SANTA ROSA -- Agilent Technologies (NYSE: A) on Thursday reported fiscal first-quarter revenue for its Santa Rosa-based Electronic Measurement Group slipped 7 percent from a year before.

The group had revenues of $671 million for the quarter, ended Jan. 31, compared with $742 million for the first quarter of 2013, according to financial performance information Santa Clara-based company released after the closing bell of the New York exchange. Operating margin was 15 percent.

"We had the orders we wanted, but not the revenues," said group President Guy Sene.

Group orders were $699 million for the quarter, also 7 percent below those of a year ago.

Companywide, orders slipped 2 percent to $1.68 billion in the first quarter, and quarterly revenue remain unchanged from a year before at the same amount. Net income increased nearly 9 percent for the quarter to $195 million, or 58 cents a share.

Mr. Sene attributed the drop in his group's communications-equipment revenues in China to Chinese New Year celebrations, which caused disturbances in the business would and resulted in orders not being paid for.

"We'll get the business back in the next quarter," said Mr. Sene.

The group, scheduled to become an independent company called Keysight Technologies in November, saw its aerospace and defense sales slide about 27 percent over the last quarter, according to Mr. Sene.

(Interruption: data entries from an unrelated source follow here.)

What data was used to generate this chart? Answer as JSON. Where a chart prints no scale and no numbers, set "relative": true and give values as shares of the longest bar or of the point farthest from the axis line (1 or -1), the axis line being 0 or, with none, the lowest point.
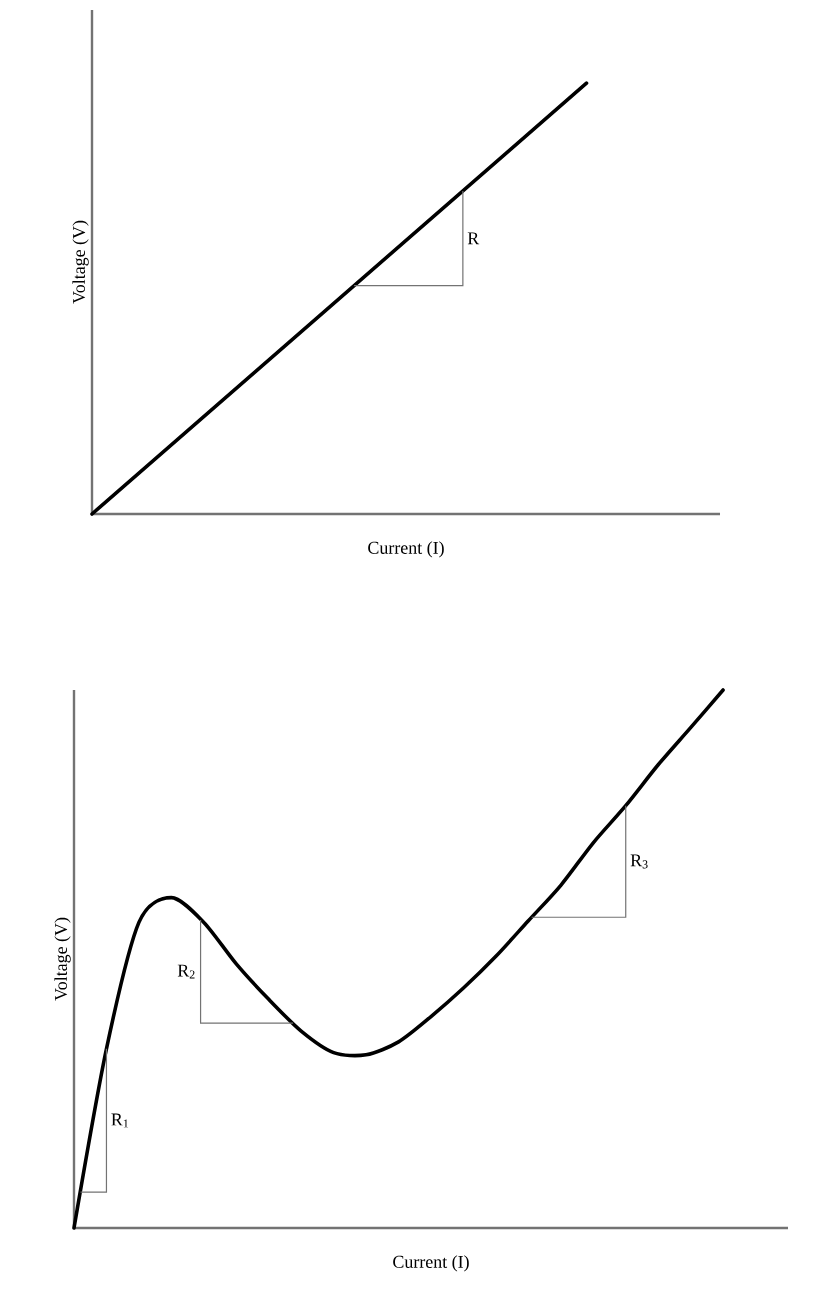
{
  "chart_data": [
    {
      "type": "line",
      "relative": true,
      "xlabel": "Current (I)",
      "ylabel": "Voltage (V)",
      "categories": [
        null,
        null
      ],
      "series": [
        {
          "color": "#000000",
          "values": [
            0,
            1
          ]
        }
      ],
      "annotations": [
        "R"
      ]
    },
    {
      "type": "line",
      "relative": true,
      "xlabel": "Current (I)",
      "ylabel": "Voltage (V)",
      "categories": [
        null,
        null,
        null,
        null,
        null,
        null,
        null,
        null,
        null,
        null,
        null,
        null,
        null,
        null,
        null,
        null,
        null,
        null,
        null,
        null,
        null
      ],
      "series": [
        {
          "color": "#000000",
          "values": [
            0,
            0.333,
            0.568,
            0.614,
            0.568,
            0.491,
            0.425,
            0.366,
            0.326,
            0.322,
            0.346,
            0.393,
            0.446,
            0.505,
            0.571,
            0.637,
            0.716,
            0.785,
            0.861,
            0.93,
            1
          ]
        }
      ],
      "annotations": [
        "R$_{1}$",
        "R$_{2}$",
        "R$_{3}$"
      ]
    }
  ]
}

"Comparison is difficult," he said. "Our last quarter volume was unusually high because of companies' hurrying to do business before [federal budget] sequestration shut things down. But even so, there is still a slowness to recover that we weren't expecting."

He was upbeat about Keysight. The new company that will start doing business under that name in August.

"Then all our profits will come to us, instead of going toward growing other segments of Agilent's business," he said.

Agilent's stock price was $60.08 at the end of trading Thursday, up one-fifth of a percentage point from the previous day. Trading after hours sent the price down nearly 6 percent, or by $3.51 a share, to $56.57.